8 Replies Latest reply on Apr 17, 2008 11:41 AM by Nux

    Missing Data

      I have seen a couple of threads on this but can't find a resolution.

      Whenever I turn on Netflow collection and correlation I start getting large gaps of missing data for my devices in Orion.  It looks like it is limited to SNMP polls as the ICMP polls seem to still work.  Basically when Netflow is on we can see times of missing data ranging from 30 min to multiple hours.

      Has anyone else run in to this problem and has anyone figured out how to fix it?  I have contacted support and the told me to get a better DB server though we meet all of the posted specifications.
        • Re: Missing Data
          TinyElvis

           I'm seeing the same thing, and I have a very robust SQL server on the back end.  I'm not sure if it's limited yet to ICMP, but I'm combing through the forums here to see if others have had this issue and what the fix might be.

           it's happening to all my devices it seems, and it appears to be getting worse.  I'm wondering if I'm polling too many devices?

           

          Attached is a graph that shows what I'm seeing
           

            • Re: Missing Data

              I recommend opening a support case at http://www.solarwinds.com/support and ensure to include the Orion diagnostics. 

                • Re: Missing Data

                   Translation:  "We don't know what the hell is going on, but we are sure it's going to be your fault for trusting our recommendations hardware specs." 

                  Don't hold your breath.  I have had this issue in the past and opened tickets.
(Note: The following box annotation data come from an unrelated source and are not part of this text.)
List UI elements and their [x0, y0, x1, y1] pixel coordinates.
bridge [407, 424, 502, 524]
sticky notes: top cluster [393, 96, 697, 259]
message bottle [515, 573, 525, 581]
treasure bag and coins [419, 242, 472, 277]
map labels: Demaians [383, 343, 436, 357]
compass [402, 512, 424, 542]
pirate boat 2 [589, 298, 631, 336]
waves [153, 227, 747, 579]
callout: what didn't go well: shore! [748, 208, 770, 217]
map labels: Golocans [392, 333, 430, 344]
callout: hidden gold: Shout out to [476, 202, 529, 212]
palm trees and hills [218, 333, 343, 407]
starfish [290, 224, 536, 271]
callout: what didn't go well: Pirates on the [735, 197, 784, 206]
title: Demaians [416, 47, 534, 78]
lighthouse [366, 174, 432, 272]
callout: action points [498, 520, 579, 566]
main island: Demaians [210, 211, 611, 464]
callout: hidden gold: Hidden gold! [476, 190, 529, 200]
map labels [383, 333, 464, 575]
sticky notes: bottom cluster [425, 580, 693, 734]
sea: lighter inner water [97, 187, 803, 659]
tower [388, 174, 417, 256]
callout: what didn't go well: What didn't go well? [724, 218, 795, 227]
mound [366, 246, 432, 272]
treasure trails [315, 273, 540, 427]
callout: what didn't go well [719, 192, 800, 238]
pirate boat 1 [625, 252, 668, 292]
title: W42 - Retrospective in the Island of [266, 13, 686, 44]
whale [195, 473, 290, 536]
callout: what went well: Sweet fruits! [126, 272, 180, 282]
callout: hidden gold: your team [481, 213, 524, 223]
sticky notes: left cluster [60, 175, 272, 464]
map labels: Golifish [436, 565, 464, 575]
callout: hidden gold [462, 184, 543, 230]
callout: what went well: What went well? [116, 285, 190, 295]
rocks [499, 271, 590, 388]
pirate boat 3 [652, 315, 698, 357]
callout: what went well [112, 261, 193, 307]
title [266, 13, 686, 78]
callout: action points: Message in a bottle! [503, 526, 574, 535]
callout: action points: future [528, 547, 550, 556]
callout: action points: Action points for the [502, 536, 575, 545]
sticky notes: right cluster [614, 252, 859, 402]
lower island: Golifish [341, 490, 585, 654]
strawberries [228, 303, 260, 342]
SolarWinds doesn't take this issue seriously because it's hard to fix. And they seem to have an inability to give a clear recommendation on how robust your polling engine needs to be.


                  1) the Orion diags will tell them nothing useful.

                  2) they will recommend polling less frequently.

                  3) they will blame the SQL server.

                  4) you will get frustrated and either purchase a beefier server for your polling engine or find a better netflow analyzer.

                   


                    • Re: Missing Data
                      TinyElvis

                       I actually did open a ticket and got a decent response.  They gave me a document that helped troubleshoot many different things and helped guide you where to look.

                       Basically, you are right about the NetFlow piece.  I had  a table called "netflowsummary2" that had 846 million rows, and the table itself was 92 gig.

                      The Average Disk Queue Length on the SQL server (which the document told me to look at as step one) was about 6 (they indicate it should be below 2) -- I truncated this table and shut off netflow from 35 devices that were sending traffic.  The disk queue length is now .002, and the machine is much MUCH faster.  It no longer has gaps in data, and I've actually increased the length that I hold detailed information to 45 days.

                       I admit, I was a little skeptical when I got this response as well, but the support was good, and had several follow-ups asking how things were progressing, and asked if I needed any further help, etc.

                       --Ron

                      • Re: Missing Data
                        denny.lecompte

                         3liter,

                        I'm sorry you're frustrated.  We've admittedly had a tough time with recommending NetFlow hardware.  For most customers, it's easy, but for heavy users, SQL Server is actually a major bottleneck because of the rate of incoming data.  Tuning SQL Server to optimize read/write rate often helps.

                        The fundamental problem is that NetFlow is a high-volume protocol.  One longer-term option we've considering is allowing users to choose to keep data at a lower level of granularity (what that means is TBD) in order to impact the server less.  Would that be an acceptable alternative to SQL tuning or upgrading hardware?  It's just a different tradeoff.